Indecomposable representations and boson realizations of the nonlinear deformed angular momentum algebra of Witten’s first type

Abstract

In this paper indecomposable representations and boson realizations of the nonlinear angular momentum algebra \(\mathcal{R}_{q,p}^{c_1,c_2,c_3}\) of Witten’s first type are investigated in a purely algebraic manner. Explicit form of the master representation of \(\mathcal{R}_{q,p}^{c_1,c_2,c_3}\) on the space of its universal enveloping algebra is given.
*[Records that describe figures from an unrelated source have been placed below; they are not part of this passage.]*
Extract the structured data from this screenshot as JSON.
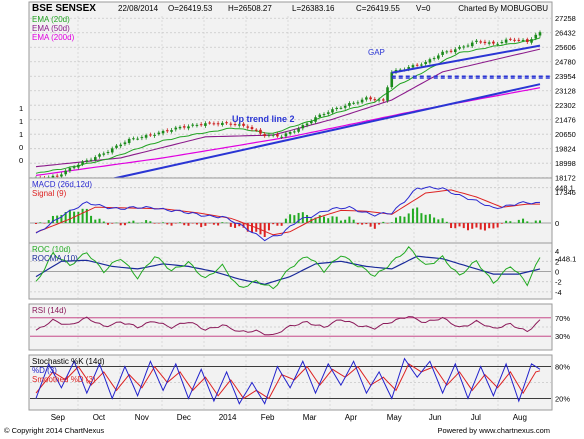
{
  "colors": {
    "panel_bg": "#f2f2f2",
    "grid": "#c8c8c8",
    "candle_up": "#1a8a1a",
    "candle_down": "#cc1f1f",
    "ema20": "#22a322",
    "ema50": "#8b1a8b",
    "ema200": "#e000e0",
    "trend": "#2a35d4",
    "macd": "#2a2ad0",
    "signal": "#dd2222",
    "roc": "#22aa22",
    "rocma": "#1a2a9a",
    "rsi": "#8b1a5a",
    "stoch_k": "#2222cc",
    "stoch_d": "#dd2222",
    "band_line": "#c0307a"
  },
  "header": {
    "index": "BSE SENSEX",
    "date": "22/08/2014",
    "open": "O=26419.53",
    "high": "H=26508.27",
    "low": "L=26383.16",
    "close": "C=26419.55",
    "volume": "V=0",
    "charted_by": "Charted By MOBUGOBU"
  },
  "footer": {
    "copyright": "© Copyright 2014 ChartNexus",
    "powered": "Powered by www.chartnexus.com"
  },
  "chart_data": [
    {
      "type": "candlestick",
      "legend": [
        "EMA (20d)",
        "EMA (50d)",
        "EMA (200d)"
      ],
      "y_ticks": [
        "27258",
        "26432",
        "25606",
        "24780",
        "23954",
        "23128",
        "22302",
        "21476",
        "20650",
        "19824",
        "18998",
        "18172",
        "17346"
      ],
      "left_ticks": [
        "1",
        "1",
        "1",
        "0",
        "0"
      ],
      "ylim": [
        16900,
        27500
      ],
      "annotations": [
        "GAP",
        "Up trend line 2"
      ],
      "x_labels": [
        "Sep",
        "Oct",
        "Nov",
        "Dec",
        "2014",
        "Feb",
        "Mar",
        "Apr",
        "May",
        "Jun",
        "Jul",
        "Aug"
      ],
      "close_keypoints": [
        [
          0,
          18100
        ],
        [
          5,
          18300
        ],
        [
          10,
          18900
        ],
        [
          16,
          19600
        ],
        [
          22,
          20300
        ],
        [
          28,
          20700
        ],
        [
          34,
          21000
        ],
        [
          40,
          21300
        ],
        [
          46,
          21200
        ],
        [
          50,
          21100
        ],
        [
          54,
          20600
        ],
        [
          58,
          20500
        ],
        [
          62,
          21000
        ],
        [
          66,
          21600
        ],
        [
          70,
          22000
        ],
        [
          74,
          22400
        ],
        [
          78,
          22700
        ],
        [
          82,
          22500
        ],
        [
          84,
          24200
        ],
        [
          88,
          24500
        ],
        [
          92,
          24700
        ],
        [
          96,
          25300
        ],
        [
          100,
          25600
        ],
        [
          104,
          25900
        ],
        [
          108,
          25800
        ],
        [
          112,
          26100
        ],
        [
          116,
          25900
        ],
        [
          119,
          26420
        ]
      ],
      "candle_count": 120,
      "ema_20_keypoints": [
        [
          0,
          18400
        ],
        [
          15,
          19100
        ],
        [
          30,
          20300
        ],
        [
          46,
          21000
        ],
        [
          56,
          20700
        ],
        [
          66,
          21500
        ],
        [
          80,
          22500
        ],
        [
          86,
          23500
        ],
        [
          100,
          25300
        ],
        [
          119,
          26100
        ]
      ],
      "ema_50_keypoints": [
        [
          0,
          18800
        ],
        [
          20,
          19300
        ],
        [
          40,
          20500
        ],
        [
          56,
          20600
        ],
        [
          70,
          21500
        ],
        [
          84,
          22600
        ],
        [
          96,
          24200
        ],
        [
          119,
          25500
        ]
      ],
      "ema_200_keypoints": [
        [
          0,
          18300
        ],
        [
          30,
          19300
        ],
        [
          60,
          20500
        ],
        [
          90,
          22000
        ],
        [
          119,
          23300
        ]
      ],
      "trend_lines": [
        {
          "from": [
            1,
            17200
          ],
          "to": [
            119,
            23500
          ]
        },
        {
          "from": [
            84,
            24150
          ],
          "to": [
            119,
            25700
          ]
        }
      ],
      "gap_levels": [
        23850,
        23950
      ]
    },
    {
      "type": "macd",
      "title_parts": [
        "MACD (26d,12d)",
        "Signal (9)"
      ],
      "y_ticks": [
        "448.1",
        "0",
        "-448.1"
      ],
      "ylim": [
        -520,
        520
      ],
      "macd_keypoints": [
        [
          0,
          -150
        ],
        [
          6,
          100
        ],
        [
          12,
          250
        ],
        [
          20,
          180
        ],
        [
          28,
          200
        ],
        [
          36,
          120
        ],
        [
          44,
          80
        ],
        [
          50,
          -80
        ],
        [
          54,
          -200
        ],
        [
          58,
          -150
        ],
        [
          62,
          40
        ],
        [
          68,
          150
        ],
        [
          74,
          200
        ],
        [
          80,
          100
        ],
        [
          84,
          120
        ],
        [
          90,
          450
        ],
        [
          96,
          430
        ],
        [
          102,
          320
        ],
        [
          108,
          180
        ],
        [
          114,
          260
        ],
        [
          119,
          240
        ]
      ],
      "signal_keypoints": [
        [
          0,
          -120
        ],
        [
          8,
          50
        ],
        [
          14,
          200
        ],
        [
          22,
          190
        ],
        [
          30,
          180
        ],
        [
          38,
          130
        ],
        [
          46,
          60
        ],
        [
          52,
          -60
        ],
        [
          56,
          -150
        ],
        [
          60,
          -110
        ],
        [
          66,
          60
        ],
        [
          72,
          160
        ],
        [
          78,
          150
        ],
        [
          84,
          110
        ],
        [
          92,
          380
        ],
        [
          98,
          420
        ],
        [
          104,
          330
        ],
        [
          110,
          200
        ],
        [
          116,
          240
        ],
        [
          119,
          240
        ]
      ]
    },
    {
      "type": "line",
      "title_parts": [
        "ROC (10d)",
        "ROCMA (10)"
      ],
      "y_ticks": [
        "4",
        "2",
        "0",
        "-2",
        "-4"
      ],
      "ylim": [
        -5,
        5
      ],
      "roc_keypoints": [
        [
          0,
          -2
        ],
        [
          4,
          3.5
        ],
        [
          8,
          1
        ],
        [
          12,
          4
        ],
        [
          16,
          0
        ],
        [
          20,
          2.5
        ],
        [
          24,
          -1
        ],
        [
          28,
          3
        ],
        [
          32,
          0
        ],
        [
          36,
          2
        ],
        [
          40,
          -1.5
        ],
        [
          44,
          1
        ],
        [
          48,
          -3
        ],
        [
          52,
          -2
        ],
        [
          56,
          -3.5
        ],
        [
          60,
          1
        ],
        [
          64,
          3
        ],
        [
          68,
          0
        ],
        [
          72,
          3.5
        ],
        [
          76,
          1
        ],
        [
          80,
          -1
        ],
        [
          84,
          2
        ],
        [
          88,
          4.5
        ],
        [
          92,
          1
        ],
        [
          96,
          3
        ],
        [
          100,
          -1
        ],
        [
          104,
          2
        ],
        [
          108,
          -2
        ],
        [
          112,
          1
        ],
        [
          116,
          -2.5
        ],
        [
          119,
          3
        ]
      ],
      "rocma_keypoints": [
        [
          0,
          -1
        ],
        [
          6,
          2
        ],
        [
          12,
          2.2
        ],
        [
          18,
          1
        ],
        [
          24,
          0.5
        ],
        [
          30,
          1.5
        ],
        [
          36,
          1
        ],
        [
          42,
          0
        ],
        [
          48,
          -1.5
        ],
        [
          54,
          -2.5
        ],
        [
          60,
          -1
        ],
        [
          66,
          1.5
        ],
        [
          72,
          2
        ],
        [
          78,
          1
        ],
        [
          84,
          0.5
        ],
        [
          90,
          3
        ],
        [
          96,
          2.5
        ],
        [
          102,
          1
        ],
        [
          108,
          -0.5
        ],
        [
          114,
          -0.5
        ],
        [
          119,
          0.5
        ]
      ]
    },
    {
      "type": "line",
      "title": "RSI (14d)",
      "y_ticks": [
        "70%",
        "30%"
      ],
      "ylim": [
        0,
        100
      ],
      "rsi_keypoints": [
        [
          0,
          40
        ],
        [
          4,
          65
        ],
        [
          8,
          55
        ],
        [
          12,
          68
        ],
        [
          16,
          52
        ],
        [
          20,
          62
        ],
        [
          24,
          48
        ],
        [
          28,
          64
        ],
        [
          32,
          50
        ],
        [
          36,
          60
        ],
        [
          40,
          45
        ],
        [
          44,
          55
        ],
        [
          48,
          38
        ],
        [
          52,
          42
        ],
        [
          56,
          32
        ],
        [
          60,
          50
        ],
        [
          64,
          62
        ],
        [
          68,
          50
        ],
        [
          72,
          65
        ],
        [
          76,
          55
        ],
        [
          80,
          48
        ],
        [
          84,
          60
        ],
        [
          88,
          75
        ],
        [
          92,
          60
        ],
        [
          96,
          68
        ],
        [
          100,
          50
        ],
        [
          104,
          62
        ],
        [
          108,
          45
        ],
        [
          112,
          58
        ],
        [
          116,
          40
        ],
        [
          119,
          62
        ]
      ]
    },
    {
      "type": "line",
      "title_parts": [
        "Stochastic %K (14d)",
        "%D (3)",
        "Smoothed %D (3)"
      ],
      "y_ticks": [
        "80%",
        "20%"
      ],
      "ylim": [
        0,
        100
      ],
      "stoch_k_keypoints": [
        [
          0,
          20
        ],
        [
          3,
          85
        ],
        [
          6,
          40
        ],
        [
          9,
          90
        ],
        [
          12,
          30
        ],
        [
          15,
          85
        ],
        [
          18,
          20
        ],
        [
          21,
          80
        ],
        [
          24,
          25
        ],
        [
          27,
          90
        ],
        [
          30,
          35
        ],
        [
          33,
          85
        ],
        [
          36,
          20
        ],
        [
          39,
          75
        ],
        [
          42,
          15
        ],
        [
          45,
          70
        ],
        [
          48,
          10
        ],
        [
          51,
          50
        ],
        [
          54,
          10
        ],
        [
          57,
          80
        ],
        [
          60,
          40
        ],
        [
          63,
          90
        ],
        [
          66,
          30
        ],
        [
          69,
          85
        ],
        [
          72,
          45
        ],
        [
          75,
          90
        ],
        [
          78,
          30
        ],
        [
          81,
          70
        ],
        [
          84,
          20
        ],
        [
          87,
          95
        ],
        [
          90,
          60
        ],
        [
          93,
          90
        ],
        [
          96,
          30
        ],
        [
          99,
          85
        ],
        [
          102,
          20
        ],
        [
          105,
          80
        ],
        [
          108,
          25
        ],
        [
          111,
          85
        ],
        [
          114,
          15
        ],
        [
          117,
          85
        ],
        [
          119,
          75
        ]
      ],
      "stoch_d_keypoints": [
        [
          0,
          30
        ],
        [
          4,
          70
        ],
        [
          7,
          55
        ],
        [
          10,
          80
        ],
        [
          13,
          45
        ],
        [
          16,
          70
        ],
        [
          19,
          35
        ],
        [
          22,
          65
        ],
        [
          25,
          40
        ],
        [
          28,
          80
        ],
        [
          31,
          50
        ],
        [
          34,
          70
        ],
        [
          37,
          35
        ],
        [
          40,
          60
        ],
        [
          43,
          25
        ],
        [
          46,
          55
        ],
        [
          49,
          20
        ],
        [
          52,
          35
        ],
        [
          55,
          20
        ],
        [
          58,
          65
        ],
        [
          61,
          55
        ],
        [
          64,
          80
        ],
        [
          67,
          45
        ],
        [
          70,
          75
        ],
        [
          73,
          60
        ],
        [
          76,
          80
        ],
        [
          79,
          45
        ],
        [
          82,
          60
        ],
        [
          85,
          35
        ],
        [
          88,
          85
        ],
        [
          91,
          70
        ],
        [
          94,
          80
        ],
        [
          97,
          45
        ],
        [
          100,
          70
        ],
        [
          103,
          35
        ],
        [
          106,
          65
        ],
        [
          109,
          40
        ],
        [
          112,
          70
        ],
        [
          115,
          30
        ],
        [
          118,
          70
        ],
        [
          119,
          72
        ]
      ]
    }
  ]
}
Then, from this master representation, other indecomposable representations are obtained in explicit form. Various kinds of single-boson, single inverse boson, and double-boson realizations of \(\mathcal{R}_{q,p}^{c_1,c_2,c_3}\) are respectively obtained by generalizing the Holstein–Primakoff realization, the Dyson realization, and the Jordan–Schwinger realization of the Lie algebras SU(2) and SU(1,1). For each kind, the unitary realization, the nonunitary realization, and their connection by the corresponding similarity transformation are respectively discussed. Using a kind of double-boson realizations, the irreducible representation of \(\mathcal{R}_{q,p}^{c_1,c_2,c_3}\) in the angular momentum basis is given.